Exploring the purification, characterization, and industrial applications of Exopolysaccharide (EPS) from Bacillus amyloliquefaciens strain BDIFST240014

Background: Exopolysaccharides (EPS) derived from microbial sources hold great promise for various industrial applications due to their biodegradability and diverse biological activities.

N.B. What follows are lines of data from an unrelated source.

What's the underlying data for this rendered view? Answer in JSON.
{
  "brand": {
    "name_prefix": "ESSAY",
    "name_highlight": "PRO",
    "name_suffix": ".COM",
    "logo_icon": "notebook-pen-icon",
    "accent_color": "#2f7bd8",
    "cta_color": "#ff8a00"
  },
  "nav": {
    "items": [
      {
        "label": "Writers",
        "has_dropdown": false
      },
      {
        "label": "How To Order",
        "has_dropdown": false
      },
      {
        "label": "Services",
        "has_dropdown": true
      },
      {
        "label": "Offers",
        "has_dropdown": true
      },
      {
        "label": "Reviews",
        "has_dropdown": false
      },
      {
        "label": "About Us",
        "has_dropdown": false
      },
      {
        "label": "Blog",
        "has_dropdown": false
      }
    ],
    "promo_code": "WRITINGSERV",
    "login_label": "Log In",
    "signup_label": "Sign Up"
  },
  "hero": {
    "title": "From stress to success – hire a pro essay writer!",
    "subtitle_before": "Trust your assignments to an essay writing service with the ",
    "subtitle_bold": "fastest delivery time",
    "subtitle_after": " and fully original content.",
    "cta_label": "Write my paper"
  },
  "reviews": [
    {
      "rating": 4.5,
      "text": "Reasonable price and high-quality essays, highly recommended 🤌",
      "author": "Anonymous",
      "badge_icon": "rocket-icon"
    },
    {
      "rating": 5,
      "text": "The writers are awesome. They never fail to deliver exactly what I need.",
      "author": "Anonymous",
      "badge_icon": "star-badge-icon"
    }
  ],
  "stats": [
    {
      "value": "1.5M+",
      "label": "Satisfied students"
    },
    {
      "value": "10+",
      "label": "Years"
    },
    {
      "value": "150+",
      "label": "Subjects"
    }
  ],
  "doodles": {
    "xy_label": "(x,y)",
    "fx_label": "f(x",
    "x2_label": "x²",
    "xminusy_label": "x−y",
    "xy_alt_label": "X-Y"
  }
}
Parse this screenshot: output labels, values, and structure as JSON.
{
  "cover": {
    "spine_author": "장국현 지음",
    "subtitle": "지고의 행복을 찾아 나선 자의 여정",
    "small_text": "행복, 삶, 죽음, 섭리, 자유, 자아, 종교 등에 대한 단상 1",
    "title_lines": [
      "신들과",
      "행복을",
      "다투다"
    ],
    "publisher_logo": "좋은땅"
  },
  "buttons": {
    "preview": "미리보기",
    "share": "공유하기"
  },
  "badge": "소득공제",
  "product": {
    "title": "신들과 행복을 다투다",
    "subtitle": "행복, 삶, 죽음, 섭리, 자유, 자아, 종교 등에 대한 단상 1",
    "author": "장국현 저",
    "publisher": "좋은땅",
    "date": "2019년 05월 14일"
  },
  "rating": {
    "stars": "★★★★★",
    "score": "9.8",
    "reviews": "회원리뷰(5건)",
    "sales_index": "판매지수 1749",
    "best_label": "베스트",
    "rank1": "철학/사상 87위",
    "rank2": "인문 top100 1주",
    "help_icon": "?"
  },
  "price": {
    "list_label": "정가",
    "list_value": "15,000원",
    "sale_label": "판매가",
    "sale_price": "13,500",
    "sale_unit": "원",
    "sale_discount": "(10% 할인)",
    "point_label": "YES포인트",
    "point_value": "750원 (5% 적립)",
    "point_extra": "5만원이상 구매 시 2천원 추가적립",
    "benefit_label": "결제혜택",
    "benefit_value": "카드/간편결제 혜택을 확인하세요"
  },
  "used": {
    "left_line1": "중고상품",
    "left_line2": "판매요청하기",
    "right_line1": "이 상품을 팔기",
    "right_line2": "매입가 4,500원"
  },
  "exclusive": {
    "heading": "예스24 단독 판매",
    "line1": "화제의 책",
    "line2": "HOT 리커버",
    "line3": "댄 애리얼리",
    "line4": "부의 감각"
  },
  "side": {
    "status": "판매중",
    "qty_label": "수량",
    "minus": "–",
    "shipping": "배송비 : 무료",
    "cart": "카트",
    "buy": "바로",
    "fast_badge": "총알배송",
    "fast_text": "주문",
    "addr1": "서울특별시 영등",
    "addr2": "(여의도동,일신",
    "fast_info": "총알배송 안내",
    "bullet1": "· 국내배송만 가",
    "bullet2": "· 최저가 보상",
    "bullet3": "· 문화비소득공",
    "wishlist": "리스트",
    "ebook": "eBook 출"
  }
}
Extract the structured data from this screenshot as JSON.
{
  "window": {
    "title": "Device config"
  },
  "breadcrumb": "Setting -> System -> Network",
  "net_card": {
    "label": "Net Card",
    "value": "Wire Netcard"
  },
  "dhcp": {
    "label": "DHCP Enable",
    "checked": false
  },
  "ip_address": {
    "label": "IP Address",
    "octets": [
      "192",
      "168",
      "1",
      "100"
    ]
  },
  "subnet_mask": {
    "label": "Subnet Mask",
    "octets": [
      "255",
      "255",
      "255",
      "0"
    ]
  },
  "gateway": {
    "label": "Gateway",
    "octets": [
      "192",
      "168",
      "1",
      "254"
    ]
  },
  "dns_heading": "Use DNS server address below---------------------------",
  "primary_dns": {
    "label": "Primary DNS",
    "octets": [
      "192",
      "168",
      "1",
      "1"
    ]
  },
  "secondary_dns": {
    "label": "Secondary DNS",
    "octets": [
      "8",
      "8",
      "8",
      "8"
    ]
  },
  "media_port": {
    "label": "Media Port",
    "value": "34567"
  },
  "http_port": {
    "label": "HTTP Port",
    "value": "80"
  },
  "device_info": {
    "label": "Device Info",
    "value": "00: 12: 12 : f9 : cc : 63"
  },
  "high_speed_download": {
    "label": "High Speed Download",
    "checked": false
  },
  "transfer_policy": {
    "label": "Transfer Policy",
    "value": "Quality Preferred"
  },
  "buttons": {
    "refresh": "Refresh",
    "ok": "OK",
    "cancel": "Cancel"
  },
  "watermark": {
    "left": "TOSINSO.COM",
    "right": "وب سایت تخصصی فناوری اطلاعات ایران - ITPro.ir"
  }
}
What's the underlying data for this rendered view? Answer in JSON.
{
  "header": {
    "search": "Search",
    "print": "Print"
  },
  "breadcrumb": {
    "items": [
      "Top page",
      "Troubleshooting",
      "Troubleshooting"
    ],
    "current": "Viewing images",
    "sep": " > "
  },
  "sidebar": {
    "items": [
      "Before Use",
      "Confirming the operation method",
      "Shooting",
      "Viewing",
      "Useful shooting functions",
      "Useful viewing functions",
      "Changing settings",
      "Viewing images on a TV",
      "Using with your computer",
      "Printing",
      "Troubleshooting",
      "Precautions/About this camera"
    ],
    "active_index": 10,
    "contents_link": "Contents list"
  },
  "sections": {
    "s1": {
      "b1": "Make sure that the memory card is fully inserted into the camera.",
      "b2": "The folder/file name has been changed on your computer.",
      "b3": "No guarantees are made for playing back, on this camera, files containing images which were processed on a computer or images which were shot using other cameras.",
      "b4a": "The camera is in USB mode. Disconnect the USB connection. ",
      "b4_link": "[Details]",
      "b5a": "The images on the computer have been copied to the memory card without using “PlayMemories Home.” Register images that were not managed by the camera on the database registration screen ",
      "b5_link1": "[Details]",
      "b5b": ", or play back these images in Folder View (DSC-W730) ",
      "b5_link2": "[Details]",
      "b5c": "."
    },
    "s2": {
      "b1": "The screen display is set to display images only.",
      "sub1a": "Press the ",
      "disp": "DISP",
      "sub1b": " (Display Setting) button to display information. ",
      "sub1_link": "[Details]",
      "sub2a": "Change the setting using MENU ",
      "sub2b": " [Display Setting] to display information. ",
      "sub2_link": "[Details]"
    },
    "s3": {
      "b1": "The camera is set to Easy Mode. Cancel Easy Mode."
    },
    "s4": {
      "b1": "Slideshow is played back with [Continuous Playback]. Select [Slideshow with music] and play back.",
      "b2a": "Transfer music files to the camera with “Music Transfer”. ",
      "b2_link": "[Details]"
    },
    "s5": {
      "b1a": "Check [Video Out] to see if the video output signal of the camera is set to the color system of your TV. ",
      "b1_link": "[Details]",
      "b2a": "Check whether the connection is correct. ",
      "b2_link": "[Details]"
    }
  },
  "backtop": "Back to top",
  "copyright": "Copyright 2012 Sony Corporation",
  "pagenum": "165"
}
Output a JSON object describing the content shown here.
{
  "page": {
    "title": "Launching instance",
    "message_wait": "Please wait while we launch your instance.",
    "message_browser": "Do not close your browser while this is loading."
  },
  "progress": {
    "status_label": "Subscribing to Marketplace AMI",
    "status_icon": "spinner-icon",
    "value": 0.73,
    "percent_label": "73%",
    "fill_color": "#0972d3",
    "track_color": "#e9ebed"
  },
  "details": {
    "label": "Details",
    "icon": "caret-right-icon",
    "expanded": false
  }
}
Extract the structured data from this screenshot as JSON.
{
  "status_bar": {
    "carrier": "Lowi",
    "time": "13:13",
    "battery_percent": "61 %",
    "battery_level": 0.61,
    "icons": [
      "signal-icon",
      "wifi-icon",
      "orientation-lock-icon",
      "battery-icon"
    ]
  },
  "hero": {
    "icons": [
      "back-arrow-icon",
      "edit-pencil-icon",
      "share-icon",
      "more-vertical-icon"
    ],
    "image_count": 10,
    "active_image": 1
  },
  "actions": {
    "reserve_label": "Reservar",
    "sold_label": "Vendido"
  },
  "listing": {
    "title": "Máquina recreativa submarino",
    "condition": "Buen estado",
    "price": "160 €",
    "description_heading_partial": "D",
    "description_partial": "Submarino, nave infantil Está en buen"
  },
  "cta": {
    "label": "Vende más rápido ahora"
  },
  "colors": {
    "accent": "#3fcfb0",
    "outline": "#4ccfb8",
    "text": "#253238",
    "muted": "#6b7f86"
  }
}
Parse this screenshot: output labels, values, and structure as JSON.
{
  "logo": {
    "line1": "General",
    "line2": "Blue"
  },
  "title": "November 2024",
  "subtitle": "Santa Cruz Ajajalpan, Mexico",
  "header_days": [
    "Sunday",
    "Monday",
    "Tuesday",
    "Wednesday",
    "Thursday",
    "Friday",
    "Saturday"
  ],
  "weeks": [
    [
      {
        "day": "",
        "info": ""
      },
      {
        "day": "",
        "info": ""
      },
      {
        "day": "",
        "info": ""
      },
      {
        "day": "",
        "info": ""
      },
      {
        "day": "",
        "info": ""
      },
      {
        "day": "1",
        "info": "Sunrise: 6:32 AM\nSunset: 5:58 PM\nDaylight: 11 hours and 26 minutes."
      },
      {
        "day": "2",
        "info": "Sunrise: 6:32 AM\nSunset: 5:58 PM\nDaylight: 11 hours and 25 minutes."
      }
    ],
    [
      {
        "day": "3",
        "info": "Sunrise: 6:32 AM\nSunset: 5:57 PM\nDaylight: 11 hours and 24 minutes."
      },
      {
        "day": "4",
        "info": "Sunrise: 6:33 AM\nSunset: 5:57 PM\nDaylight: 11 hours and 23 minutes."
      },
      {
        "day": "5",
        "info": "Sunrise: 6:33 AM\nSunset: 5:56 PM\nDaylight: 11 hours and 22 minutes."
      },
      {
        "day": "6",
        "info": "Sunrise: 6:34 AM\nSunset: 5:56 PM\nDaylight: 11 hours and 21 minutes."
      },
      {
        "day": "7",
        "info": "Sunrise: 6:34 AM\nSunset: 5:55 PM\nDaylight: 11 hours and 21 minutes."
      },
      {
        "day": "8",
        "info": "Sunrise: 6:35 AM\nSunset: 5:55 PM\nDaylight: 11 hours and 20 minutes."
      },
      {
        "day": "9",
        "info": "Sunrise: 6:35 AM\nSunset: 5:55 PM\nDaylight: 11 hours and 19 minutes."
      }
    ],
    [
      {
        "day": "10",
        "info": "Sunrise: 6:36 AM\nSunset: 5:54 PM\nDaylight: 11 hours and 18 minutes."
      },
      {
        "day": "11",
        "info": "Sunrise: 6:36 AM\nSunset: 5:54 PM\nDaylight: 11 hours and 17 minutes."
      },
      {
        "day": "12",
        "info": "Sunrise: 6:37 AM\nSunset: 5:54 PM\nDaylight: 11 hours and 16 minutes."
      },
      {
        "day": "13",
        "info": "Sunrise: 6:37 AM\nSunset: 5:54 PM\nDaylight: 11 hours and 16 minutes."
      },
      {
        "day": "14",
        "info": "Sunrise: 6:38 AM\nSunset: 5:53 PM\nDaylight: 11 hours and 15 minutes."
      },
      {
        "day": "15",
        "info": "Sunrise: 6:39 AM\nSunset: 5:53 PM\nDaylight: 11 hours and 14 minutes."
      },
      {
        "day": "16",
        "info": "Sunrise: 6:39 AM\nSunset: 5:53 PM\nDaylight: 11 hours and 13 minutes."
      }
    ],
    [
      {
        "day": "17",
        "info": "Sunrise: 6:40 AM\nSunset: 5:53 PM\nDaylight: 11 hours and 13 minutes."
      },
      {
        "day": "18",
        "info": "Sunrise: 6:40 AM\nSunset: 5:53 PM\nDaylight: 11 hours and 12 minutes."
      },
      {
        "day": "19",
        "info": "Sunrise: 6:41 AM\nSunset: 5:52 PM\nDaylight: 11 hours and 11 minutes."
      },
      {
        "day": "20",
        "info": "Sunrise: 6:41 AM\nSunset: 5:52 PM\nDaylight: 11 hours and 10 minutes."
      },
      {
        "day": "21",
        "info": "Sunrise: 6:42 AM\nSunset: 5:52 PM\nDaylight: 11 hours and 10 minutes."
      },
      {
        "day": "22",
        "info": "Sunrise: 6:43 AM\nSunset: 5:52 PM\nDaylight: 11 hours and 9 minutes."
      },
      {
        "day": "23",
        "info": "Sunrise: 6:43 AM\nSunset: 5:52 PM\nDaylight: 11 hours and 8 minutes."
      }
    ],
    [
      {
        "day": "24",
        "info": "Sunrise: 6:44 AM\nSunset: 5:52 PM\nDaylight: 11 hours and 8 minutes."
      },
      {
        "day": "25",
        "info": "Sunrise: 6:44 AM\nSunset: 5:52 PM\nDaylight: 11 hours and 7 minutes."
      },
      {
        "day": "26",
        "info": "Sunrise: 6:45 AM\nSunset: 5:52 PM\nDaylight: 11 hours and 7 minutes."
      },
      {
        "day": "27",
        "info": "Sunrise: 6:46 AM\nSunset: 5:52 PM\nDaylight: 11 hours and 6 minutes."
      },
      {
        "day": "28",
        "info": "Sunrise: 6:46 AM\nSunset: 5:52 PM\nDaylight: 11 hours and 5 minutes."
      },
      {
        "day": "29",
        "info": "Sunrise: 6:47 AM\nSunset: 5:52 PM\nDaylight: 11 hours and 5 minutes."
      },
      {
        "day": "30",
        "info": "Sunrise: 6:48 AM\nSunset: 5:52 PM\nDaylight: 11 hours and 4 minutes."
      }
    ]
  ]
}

Methods and results: In this study, EPS was isolated and characterized from Bacillus amyloliquefaciens strain BDIFST240014, a Gram-positive bacterium known for its robust EPS production. Taxonomic classification was confirmed through 16 S rRNA gene sequencing. We optimized the growth conditions for EPS production, yielding a maximum of approximately 74.81 mg/L after 48 h of incubation at 37 °C. UV-vis and FTIR spectroscopy were used to characterize the EPS, revealing key functional groups indicative of its polysaccharide nature. The EPS contained total carbohydrate and protein contents of 841.234 µg/5 mg and 630.54 µg/5 mg, respectively, along with a potent water holding capacity (WHC) of 103.31% and oil holding capacity (OHC) of 106.78%, underscoring its potential as a multifunctional biopolymer. Antimicrobial assays demonstrated significant activity against both Gram positive and Gram negative pathogens, including S. aureus, B. subtilis, E. coli, and S. typhi. Antioxidant assays confirmed its potent DPPH radical scavenging activity (71.52%) and Fe³⁺ reducing capacity. Furthermore, emulsification studies showed its efficacy with various oils (coconut oil, soybean oil, sunflower oil, olive oil) and a hydrocarbon (n-hexane), with the highest emulsification indices (E1 and E24) of 60.78% and 60.39%, respectively, against coconut and sunflower oils. Notably, the EPS selectively promoted the growth of probiotic strains while not enhancing the growth of pathogenic bacteria, highlighting its prebiotic potential.

Conclusions: These findings suggest that EPS from B. amyloliquefaciens BDIFST240014 is a promising candidate for diverse industrial and biomedical applications.